Hosted by the city of Eindhoven, DDW (Dutch Design Week) is the biggest design event in Northern Europe. With over 2,500 designers, scattered over 110 locations, showcasing their work to more than 350,000 visitors from across the globe. DDW coordinates exhibitions, lectures, prize ceremonies, networking events, debates and other festivities.
For the visual identity of the 20th edition of the event, the “tulip” from the event logo was expanded into a complete typeface based on a famous poster of the local Van Abbemuseum.

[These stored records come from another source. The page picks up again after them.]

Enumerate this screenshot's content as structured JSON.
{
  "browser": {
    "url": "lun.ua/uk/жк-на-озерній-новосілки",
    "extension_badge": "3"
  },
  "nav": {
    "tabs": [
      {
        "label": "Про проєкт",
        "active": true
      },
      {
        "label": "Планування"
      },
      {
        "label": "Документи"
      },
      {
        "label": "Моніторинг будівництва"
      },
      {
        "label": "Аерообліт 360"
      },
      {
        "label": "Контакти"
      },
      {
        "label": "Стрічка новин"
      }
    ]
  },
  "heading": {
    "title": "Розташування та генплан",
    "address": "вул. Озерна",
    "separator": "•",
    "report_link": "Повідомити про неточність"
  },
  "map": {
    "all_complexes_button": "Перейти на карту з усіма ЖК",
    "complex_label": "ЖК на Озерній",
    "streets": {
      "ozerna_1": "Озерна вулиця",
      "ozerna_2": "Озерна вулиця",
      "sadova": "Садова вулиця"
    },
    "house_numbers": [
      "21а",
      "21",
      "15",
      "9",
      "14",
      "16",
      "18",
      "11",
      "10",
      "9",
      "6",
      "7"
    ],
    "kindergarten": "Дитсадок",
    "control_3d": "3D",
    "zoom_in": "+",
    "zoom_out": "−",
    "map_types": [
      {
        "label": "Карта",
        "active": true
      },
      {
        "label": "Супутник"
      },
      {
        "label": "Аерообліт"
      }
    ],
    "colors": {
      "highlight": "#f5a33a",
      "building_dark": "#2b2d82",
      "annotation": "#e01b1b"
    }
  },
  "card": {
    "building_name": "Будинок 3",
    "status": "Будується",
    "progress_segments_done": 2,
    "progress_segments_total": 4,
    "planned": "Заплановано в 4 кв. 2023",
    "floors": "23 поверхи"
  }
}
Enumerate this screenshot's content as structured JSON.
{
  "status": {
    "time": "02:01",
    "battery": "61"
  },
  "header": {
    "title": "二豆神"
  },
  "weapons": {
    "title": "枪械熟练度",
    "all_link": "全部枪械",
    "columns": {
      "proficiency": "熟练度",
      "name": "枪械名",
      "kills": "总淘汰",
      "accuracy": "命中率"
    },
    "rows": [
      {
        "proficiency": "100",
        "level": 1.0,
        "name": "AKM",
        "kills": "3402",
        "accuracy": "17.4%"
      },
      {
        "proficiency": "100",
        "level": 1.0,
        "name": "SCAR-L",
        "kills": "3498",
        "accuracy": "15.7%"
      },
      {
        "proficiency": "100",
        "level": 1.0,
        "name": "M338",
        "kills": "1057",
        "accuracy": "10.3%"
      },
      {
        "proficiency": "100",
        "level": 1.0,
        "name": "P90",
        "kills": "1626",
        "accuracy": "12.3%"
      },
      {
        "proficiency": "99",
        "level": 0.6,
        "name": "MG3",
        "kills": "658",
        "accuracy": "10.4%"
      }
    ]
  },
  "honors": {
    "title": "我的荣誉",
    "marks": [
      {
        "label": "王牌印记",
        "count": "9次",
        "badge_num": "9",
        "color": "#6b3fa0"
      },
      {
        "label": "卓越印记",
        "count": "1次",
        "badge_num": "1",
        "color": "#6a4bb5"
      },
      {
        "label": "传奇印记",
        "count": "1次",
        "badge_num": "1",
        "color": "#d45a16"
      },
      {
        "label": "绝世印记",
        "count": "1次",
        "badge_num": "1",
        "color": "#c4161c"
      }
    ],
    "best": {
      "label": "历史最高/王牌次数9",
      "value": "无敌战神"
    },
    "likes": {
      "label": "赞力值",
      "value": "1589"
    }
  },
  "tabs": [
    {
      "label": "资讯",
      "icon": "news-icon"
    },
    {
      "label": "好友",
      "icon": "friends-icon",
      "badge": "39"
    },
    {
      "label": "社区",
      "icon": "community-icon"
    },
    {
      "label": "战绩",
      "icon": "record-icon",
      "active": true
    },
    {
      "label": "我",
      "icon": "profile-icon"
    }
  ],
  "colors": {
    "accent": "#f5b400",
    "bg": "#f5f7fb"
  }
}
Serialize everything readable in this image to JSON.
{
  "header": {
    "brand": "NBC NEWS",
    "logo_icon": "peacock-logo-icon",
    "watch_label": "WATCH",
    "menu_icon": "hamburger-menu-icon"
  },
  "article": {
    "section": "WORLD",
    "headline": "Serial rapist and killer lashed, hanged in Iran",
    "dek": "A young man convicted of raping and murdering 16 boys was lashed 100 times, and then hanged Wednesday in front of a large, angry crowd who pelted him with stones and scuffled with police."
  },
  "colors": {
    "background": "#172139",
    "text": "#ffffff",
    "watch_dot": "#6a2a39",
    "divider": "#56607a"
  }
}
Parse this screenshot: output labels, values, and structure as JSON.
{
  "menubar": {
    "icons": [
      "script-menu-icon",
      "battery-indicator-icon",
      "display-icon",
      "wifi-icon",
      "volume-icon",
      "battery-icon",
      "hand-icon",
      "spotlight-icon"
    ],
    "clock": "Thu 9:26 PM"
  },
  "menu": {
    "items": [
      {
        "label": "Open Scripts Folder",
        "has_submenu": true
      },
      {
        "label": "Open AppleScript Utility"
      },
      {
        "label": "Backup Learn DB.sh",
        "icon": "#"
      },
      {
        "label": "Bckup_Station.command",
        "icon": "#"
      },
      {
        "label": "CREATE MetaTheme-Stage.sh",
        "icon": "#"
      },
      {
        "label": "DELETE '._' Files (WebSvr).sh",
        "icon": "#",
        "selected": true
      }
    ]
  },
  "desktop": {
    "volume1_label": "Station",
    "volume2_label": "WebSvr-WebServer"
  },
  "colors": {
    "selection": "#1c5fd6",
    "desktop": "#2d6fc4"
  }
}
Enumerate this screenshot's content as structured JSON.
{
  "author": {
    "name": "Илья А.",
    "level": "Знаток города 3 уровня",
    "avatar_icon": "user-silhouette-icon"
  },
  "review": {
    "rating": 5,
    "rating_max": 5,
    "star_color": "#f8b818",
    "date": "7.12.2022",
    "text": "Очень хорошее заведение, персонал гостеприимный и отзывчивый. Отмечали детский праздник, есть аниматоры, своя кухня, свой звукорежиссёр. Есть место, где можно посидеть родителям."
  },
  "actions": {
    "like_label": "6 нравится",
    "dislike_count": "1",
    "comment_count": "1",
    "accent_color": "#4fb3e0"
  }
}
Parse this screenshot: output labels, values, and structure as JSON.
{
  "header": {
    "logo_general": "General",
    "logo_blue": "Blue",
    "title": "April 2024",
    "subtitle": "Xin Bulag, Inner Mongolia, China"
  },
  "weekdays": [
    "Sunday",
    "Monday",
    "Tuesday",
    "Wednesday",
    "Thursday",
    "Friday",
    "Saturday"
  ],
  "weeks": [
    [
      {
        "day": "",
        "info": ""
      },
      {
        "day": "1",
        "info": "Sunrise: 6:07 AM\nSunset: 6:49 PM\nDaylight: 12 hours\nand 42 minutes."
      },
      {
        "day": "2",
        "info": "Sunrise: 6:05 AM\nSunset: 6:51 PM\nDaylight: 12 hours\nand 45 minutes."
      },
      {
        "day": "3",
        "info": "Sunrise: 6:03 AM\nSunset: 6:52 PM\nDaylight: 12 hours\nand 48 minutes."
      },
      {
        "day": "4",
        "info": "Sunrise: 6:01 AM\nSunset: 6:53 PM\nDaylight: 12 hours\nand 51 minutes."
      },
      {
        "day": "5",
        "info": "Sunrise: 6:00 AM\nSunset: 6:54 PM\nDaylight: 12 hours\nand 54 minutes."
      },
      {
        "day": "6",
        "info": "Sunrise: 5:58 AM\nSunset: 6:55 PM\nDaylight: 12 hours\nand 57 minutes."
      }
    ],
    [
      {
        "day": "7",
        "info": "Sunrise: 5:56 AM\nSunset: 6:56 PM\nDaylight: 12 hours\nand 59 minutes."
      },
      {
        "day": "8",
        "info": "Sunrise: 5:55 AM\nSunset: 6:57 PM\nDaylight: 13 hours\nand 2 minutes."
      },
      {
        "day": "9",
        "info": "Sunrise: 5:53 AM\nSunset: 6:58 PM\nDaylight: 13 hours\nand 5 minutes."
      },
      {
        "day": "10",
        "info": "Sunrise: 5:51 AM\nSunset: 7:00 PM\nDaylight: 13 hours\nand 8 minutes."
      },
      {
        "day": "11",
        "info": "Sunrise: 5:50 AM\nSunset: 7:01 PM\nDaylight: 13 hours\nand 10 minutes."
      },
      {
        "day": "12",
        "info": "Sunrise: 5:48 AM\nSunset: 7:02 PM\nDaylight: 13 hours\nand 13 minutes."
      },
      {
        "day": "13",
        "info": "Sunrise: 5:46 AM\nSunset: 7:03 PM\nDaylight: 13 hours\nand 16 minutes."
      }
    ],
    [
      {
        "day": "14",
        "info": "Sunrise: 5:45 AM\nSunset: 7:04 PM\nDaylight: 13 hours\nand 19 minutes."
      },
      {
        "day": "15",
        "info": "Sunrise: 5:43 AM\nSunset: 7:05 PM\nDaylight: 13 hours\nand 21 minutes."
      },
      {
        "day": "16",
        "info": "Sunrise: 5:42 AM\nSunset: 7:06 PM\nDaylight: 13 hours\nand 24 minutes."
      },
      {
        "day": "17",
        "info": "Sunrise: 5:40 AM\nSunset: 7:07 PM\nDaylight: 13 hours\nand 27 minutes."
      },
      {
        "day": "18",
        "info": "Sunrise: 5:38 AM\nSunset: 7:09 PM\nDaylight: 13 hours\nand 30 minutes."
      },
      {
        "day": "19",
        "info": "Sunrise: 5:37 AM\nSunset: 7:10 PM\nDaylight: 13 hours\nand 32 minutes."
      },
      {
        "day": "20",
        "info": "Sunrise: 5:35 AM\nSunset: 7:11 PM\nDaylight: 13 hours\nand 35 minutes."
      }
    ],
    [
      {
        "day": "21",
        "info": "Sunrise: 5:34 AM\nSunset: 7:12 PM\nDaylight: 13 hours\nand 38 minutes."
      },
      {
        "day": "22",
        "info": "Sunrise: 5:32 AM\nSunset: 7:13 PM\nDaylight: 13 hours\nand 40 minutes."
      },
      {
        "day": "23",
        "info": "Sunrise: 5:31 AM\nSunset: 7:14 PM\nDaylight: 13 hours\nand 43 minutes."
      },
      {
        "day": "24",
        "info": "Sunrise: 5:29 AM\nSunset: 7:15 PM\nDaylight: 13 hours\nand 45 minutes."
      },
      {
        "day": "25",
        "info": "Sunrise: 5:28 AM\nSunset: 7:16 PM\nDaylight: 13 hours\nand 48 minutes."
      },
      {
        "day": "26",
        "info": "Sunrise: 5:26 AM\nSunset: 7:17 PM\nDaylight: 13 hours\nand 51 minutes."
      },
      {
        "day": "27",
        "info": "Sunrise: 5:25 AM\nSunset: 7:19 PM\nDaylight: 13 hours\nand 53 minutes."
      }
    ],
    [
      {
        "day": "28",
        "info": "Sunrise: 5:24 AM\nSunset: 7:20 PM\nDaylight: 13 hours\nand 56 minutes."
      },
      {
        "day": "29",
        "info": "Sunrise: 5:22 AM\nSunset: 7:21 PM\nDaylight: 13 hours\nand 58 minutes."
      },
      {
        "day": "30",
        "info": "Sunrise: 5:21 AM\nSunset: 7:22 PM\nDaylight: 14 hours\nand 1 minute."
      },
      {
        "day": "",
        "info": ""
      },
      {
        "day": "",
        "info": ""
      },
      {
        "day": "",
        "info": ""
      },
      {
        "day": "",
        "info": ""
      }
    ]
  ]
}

Fernhout is a new typeface designed by David Quay and Stuart de Rozario of The Foundry Types in collaboration with Amsterdam design agency Thonik. The new display face is based on the simple primitive forms, rectangles, and quarter-circles by the late great Wim Crouwel’s Edgar Fernhout exhibition poster and catalogue for the Van Abbemuseum in 1963.
It’s a rather big step from two words that were used only once to a fully-fledged typeface, Widdershoven admits. “Crouwel never meant it to be a font so we allowed ourselves some leeway.” The resulting typeface will be commercially available. Its use is open to all, except festivals in the Netherlands and design events worldwide. Animating the newly developed font for the DDW site felt natural, according to Roy Terhorst, partner at Thonik. “When the letters started moving, the underlying grid became visually present. A bridge was forged between the aesthetics of the past and the design language of the future: motion design.”